Im 19. Jh. erlebte das atheistische Denken im deutschsprachigen Kulturraum einen weiteren Höhepunkt. Ludwig Feuerbach argumentierte in seinem Werk „Das Wesen des Christentums“, dass die Gottesvorstellung eine Projektion des menschlichen Bewusstseins sei: Die unerfüllten Wünsche und Bedürfnisse des Menschen veranlassen ihn dazu ein ideales Wesen zu imaginieren. Nicht Gott schuf den Menschen nach seinem Bilde, sondern der Mensch schuf Gott nach seinem Bilde. Die Projektionsthese L. Feuerbachs wurde von Karl Marx in seinen „Thesen über Feuerbach“ aufgegriffen. Ebenso wie sein Zeitgenosse Heinrich Heine betrachtete K. Marx die Religion als ein Betäubungsmittel, das die Unerträglichkeit des menschlichen Elends maskieren und durch Vertröstung auf das Jenseits erleichtern solle. Die Überwindung der Religion erfordert nach K. Marx daher nicht primär die argumentative Widerlegung des Gottesgedankens, sondern die Veränderung der gesellschaftlichen Verhältnisse, die durch die Verelendung der Massen (Masse) den Nährboden der Religion erst geschaffen haben. Ein verwandtes Motiv findet sich in der Religionskritik von Friedrich Nietzsche. In seinem Werk „Zur Genealogie der Moral“ charakterisiert er die christliche Moral als eine Sklavenmoral, in deren Fesseln dem Menschen der Aufstieg zu seiner wahren Größe nicht möglich ist. Die Überwindung des Gottesgedankens ist die Voraussetzung eines echten Humanismus, der nur ohne die Rückbindung an eine transzendente Welt entstehen kann. Ebenfalls in der Tradition L. Feuerbachs steht das Werk Siegmund Freuds. Auch für ihn ist Religion Wunscherfüllung, die wesentlich aus der Unfähigkeit resultiert, die Realität ohne alle Illusionen anzuerkennen. In dem Werk „Die Zukunft einer Illusion“ führt er den Gottesglauben auf eine narzisstische Kränkung des Menschen zurück, die dieser in seiner Ohnmacht gegenüber der Natur und des Todes erlebt. Die erfahrene Hilflosigkeit wird durch die Illusion eines schützenden Vaters erträglich gemacht. Zeitgleich argumentierte der Philosoph Bertrand Russell in seinem Werk „Warum ich kein Christ bin“, dass Religion eine Krankheit sei, die aus der Angst hervorgehe. Die jüdisch-christliche Tradition sei eine altorientalische Sklavenreligion, die mit der Vorstellung menschlicher Freiheit und Autonomie unverträglich sei.
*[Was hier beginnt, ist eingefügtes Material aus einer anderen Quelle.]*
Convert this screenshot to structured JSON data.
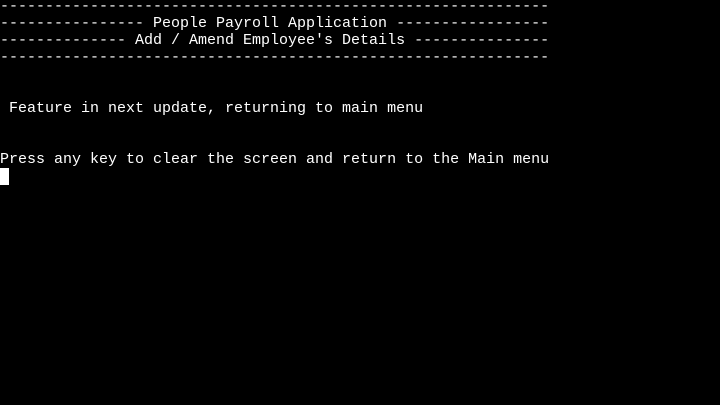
{
  "terminal": {
    "rule_top": "-------------------------------------------------------------",
    "app_title_line": "---------------- People Payroll Application -----------------",
    "section_title_line": "-------------- Add / Amend Employee's Details ---------------",
    "rule_bottom": "-------------------------------------------------------------",
    "message": " Feature in next update, returning to main menu",
    "prompt": "Press any key to clear the screen and return to the Main menu"
  },
  "colors": {
    "background": "#000000",
    "text": "#ffffff"
  }
}
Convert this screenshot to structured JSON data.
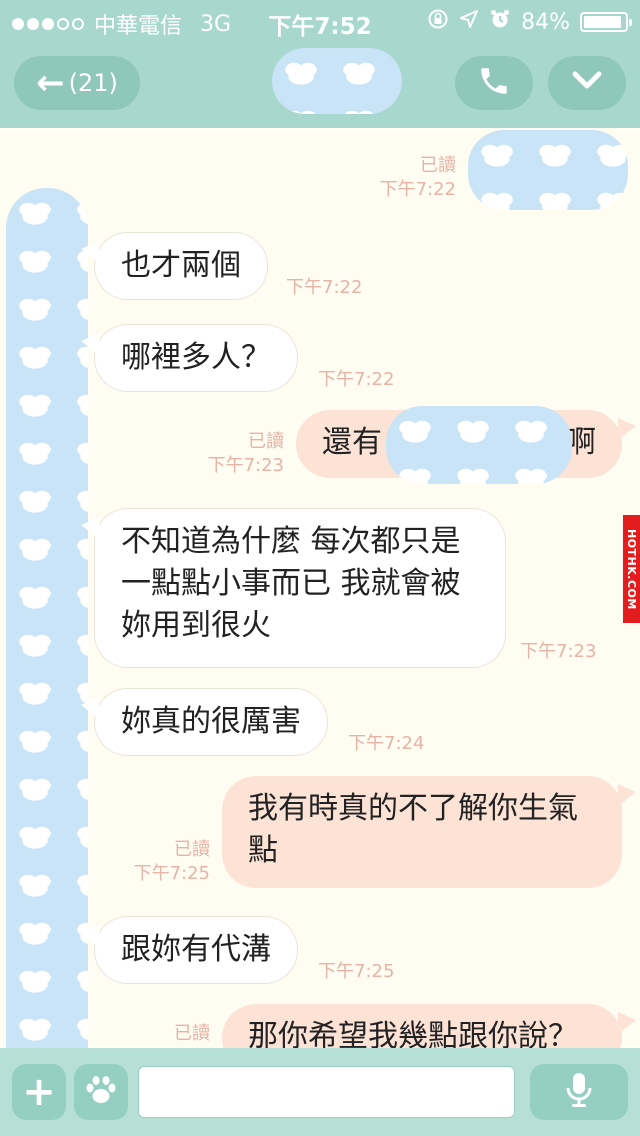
{
  "status_bar": {
    "carrier": "中華電信",
    "network": "3G",
    "time": "下午7:52",
    "battery": "84%",
    "battery_level": 0.84
  },
  "header": {
    "back_count": "(21)",
    "back_icon": "arrow-left-icon",
    "call_icon": "phone-icon",
    "menu_icon": "chevron-down-icon"
  },
  "messages": [
    {
      "side": "out",
      "text": "",
      "read": "已讀",
      "time": "下午7:22"
    },
    {
      "side": "in",
      "text": "也才兩個",
      "time": "下午7:22"
    },
    {
      "side": "in",
      "text": "哪裡多人？",
      "time": "下午7:22"
    },
    {
      "side": "out",
      "text_before": "還有",
      "text_after": "啊",
      "read": "已讀",
      "time": "下午7:23"
    },
    {
      "side": "in",
      "text": "不知道為什麼 每次都只是一點點小事而已 我就會被妳用到很火",
      "time": "下午7:23"
    },
    {
      "side": "in",
      "text": "妳真的很厲害",
      "time": "下午7:24"
    },
    {
      "side": "out",
      "text": "我有時真的不了解你生氣點",
      "read": "已讀",
      "time": "下午7:25"
    },
    {
      "side": "in",
      "text": "跟妳有代溝",
      "time": "下午7:25"
    },
    {
      "side": "out",
      "text": "那你希望我幾點跟你說？",
      "read": "已讀",
      "time": ""
    }
  ],
  "watermark": "HOTHK.COM",
  "input": {
    "plus_label": "+",
    "value": "",
    "placeholder": ""
  },
  "colors": {
    "header": "#a8d8cd",
    "button": "#8fc7ba",
    "background": "#fffdf2",
    "incoming_bubble": "#ffffff",
    "outgoing_bubble": "#fde3d6",
    "meta_text": "#e7b3a6"
  }
}
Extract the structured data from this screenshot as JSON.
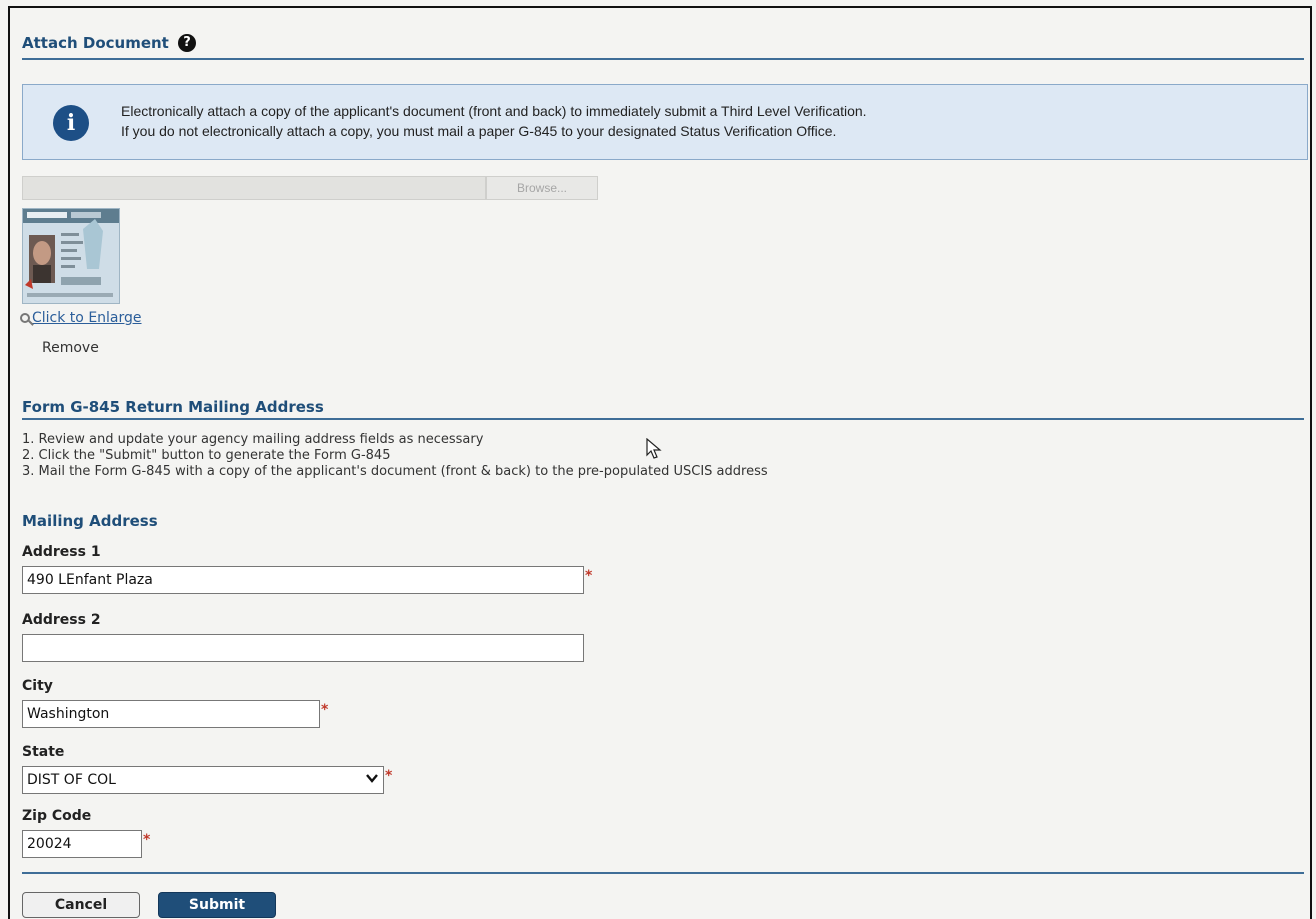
{
  "attach_section": {
    "title": "Attach Document",
    "help_icon": "?",
    "info_line1": "Electronically attach a copy of the applicant's document (front and back) to immediately submit a Third Level Verification.",
    "info_line2": "If you do not electronically attach a copy, you must mail a paper G-845 to your designated Status Verification Office.",
    "browse_label": "Browse...",
    "enlarge_link": "Click to Enlarge",
    "remove_label": "Remove"
  },
  "g845_section": {
    "title": "Form G-845 Return Mailing Address",
    "steps": [
      "1. Review and update your agency mailing address fields as necessary",
      "2. Click the \"Submit\" button to generate the Form G-845",
      "3. Mail the Form G-845 with a copy of the applicant's document (front & back) to the pre-populated USCIS address"
    ]
  },
  "mailing_address": {
    "title": "Mailing Address",
    "address1": {
      "label": "Address 1",
      "value": "490 LEnfant Plaza"
    },
    "address2": {
      "label": "Address 2",
      "value": ""
    },
    "city": {
      "label": "City",
      "value": "Washington"
    },
    "state": {
      "label": "State",
      "value": "DIST OF COL"
    },
    "zip": {
      "label": "Zip Code",
      "value": "20024"
    },
    "required_marker": "*"
  },
  "actions": {
    "cancel_label": "Cancel",
    "submit_label": "Submit"
  },
  "colors": {
    "heading": "#1f4e79",
    "info_bg": "#dde8f4",
    "submit_bg": "#1f4e79",
    "required": "#c0392b"
  }
}
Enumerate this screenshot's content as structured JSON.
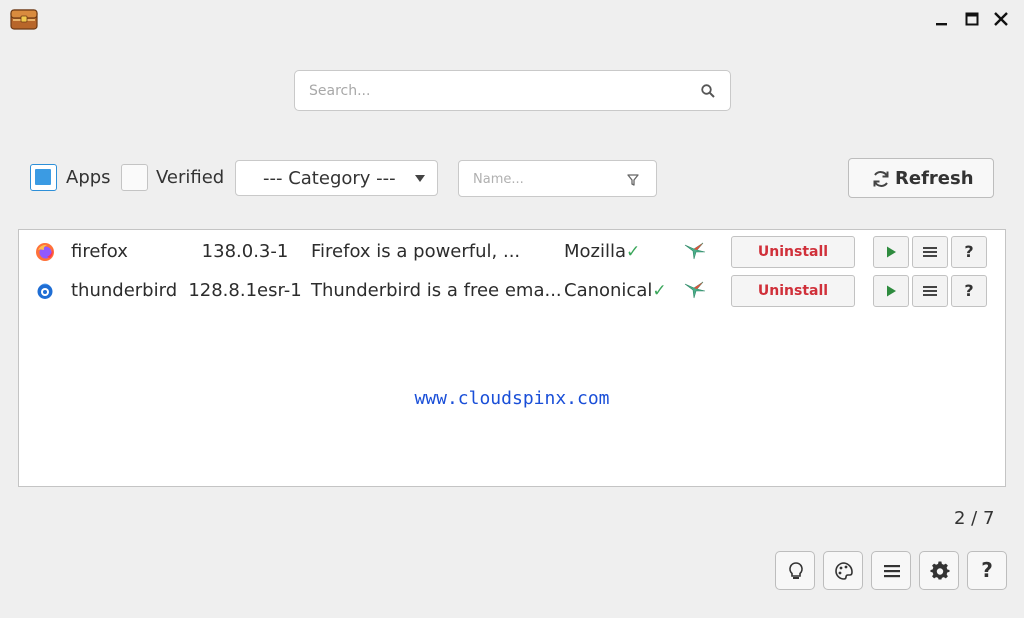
{
  "titlebar": {
    "app_icon": "treasure-chest-icon",
    "minimize": "▁",
    "maximize": "▢",
    "close": "✕"
  },
  "search": {
    "placeholder": "Search..."
  },
  "filters": {
    "apps_label": "Apps",
    "apps_checked": true,
    "verified_label": "Verified",
    "verified_checked": false,
    "category_value": "--- Category ---",
    "name_placeholder": "Name...",
    "refresh_label": "Refresh"
  },
  "apps": [
    {
      "icon": "firefox-icon",
      "name": "firefox",
      "version": "138.0.3-1",
      "description": "Firefox is a powerful, ...",
      "publisher": "Mozilla",
      "verified_mark": "✓",
      "uninstall_label": "Uninstall",
      "help_label": "?"
    },
    {
      "icon": "thunderbird-icon",
      "name": "thunderbird",
      "version": "128.8.1esr-1",
      "description": "Thunderbird is a free ema...",
      "publisher": "Canonical",
      "verified_mark": "✓",
      "uninstall_label": "Uninstall",
      "help_label": "?"
    }
  ],
  "watermark": "www.cloudspinx.com",
  "counter": "2 / 7",
  "bottom_toolbar": {
    "help_label": "?"
  },
  "colors": {
    "accent": "#3b9be3",
    "uninstall_text": "#d0303a",
    "verified_check": "#3aa65a",
    "play": "#2e8b3e",
    "watermark": "#1a4fd8"
  }
}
Im 20. Jh. war es v. a. der zunehmende Einfluss und Erfolg der Naturwissenschaften, insb. die Verbreitung des darwinistischen Weltbildes, die dazu führten, dass positivistische und naturalistische Philosophien an Einfluss gewannen. Der Bereich des menschlichen Wissens wird in diesen Theorien auf das empirisch Beobachtbare und die Mathematik und Logik beschränkt. Unter diesen Voraussetzungen waren die klassischen Argumente für die Existenz Gottes nicht mehr formulierbar, die Rede von Gott war dem Verdacht der semantischen Unsinnigkeit ausgesetzt. In der den Naturwissenschaften nahestehenden Bewegung der Analytischen Philosophie, bspw. John J. Smart, wurden einige neue Systeme des philosophischen Materialismus in einer begrifflich verfeinerten Form entwickelt, die aber in ihren Grundintuitionen vergleichbar sind mit denen der französischen Materialisten der Aufklärung. Ihr Ziel war ein naturalistisches Weltverständnis (Naturalismus), das alle Eigenschaften der Welt aus einer rein physikalischen Basis ableiten wollte. Für eine transzendente göttliche Realität ließ dieses physikalistische Weltbild keinen Raum. Aber auch in anderen einflussreichen Strömungen, z. B. der französischen Existenzphilosophie, war eine radikale Wendung zur Immanenz zu beobachten. Für Albert Camus soll sich der Mensch angesichts der Absurdität des irdischen Daseins in einer permanenten Revolte auflehnen, gerade im Aushalten der Absurdität findet er aber seine wahre Größe. Die Religion mit ihren Jenseitsversprechungen wirkt dagegen wie eine Flucht vor der Realität. Für Jean Paul Sartre ist der Mensch ein sich frei und ohne jede Vorgaben selbst setzendes Wesen. Der Gedanke, dass ein Schöpfergott den Menschen nach seinem Bilde geschaffen und ihm damit ein Wesen vorgegeben habe, ist mit seinem radikalen Freiheitsbegriff unvereinbar.

Neuartig und bedeutsam war im 20. Jh. das Entstehen von Staaten und staatsübergreifenden politischen Bewegungen, die eine explizit atheistische Doktrin mit brutaler Gewaltanwendung propagierten. Dies gilt sowohl für den stalinistischen Kommunismus (Stalinismus) in der UdSSR wie auch den maoistischen Kommunismus (Maoismus) in der VR China und die ebenfalls maoistischen Roten Khmer in Kambodscha.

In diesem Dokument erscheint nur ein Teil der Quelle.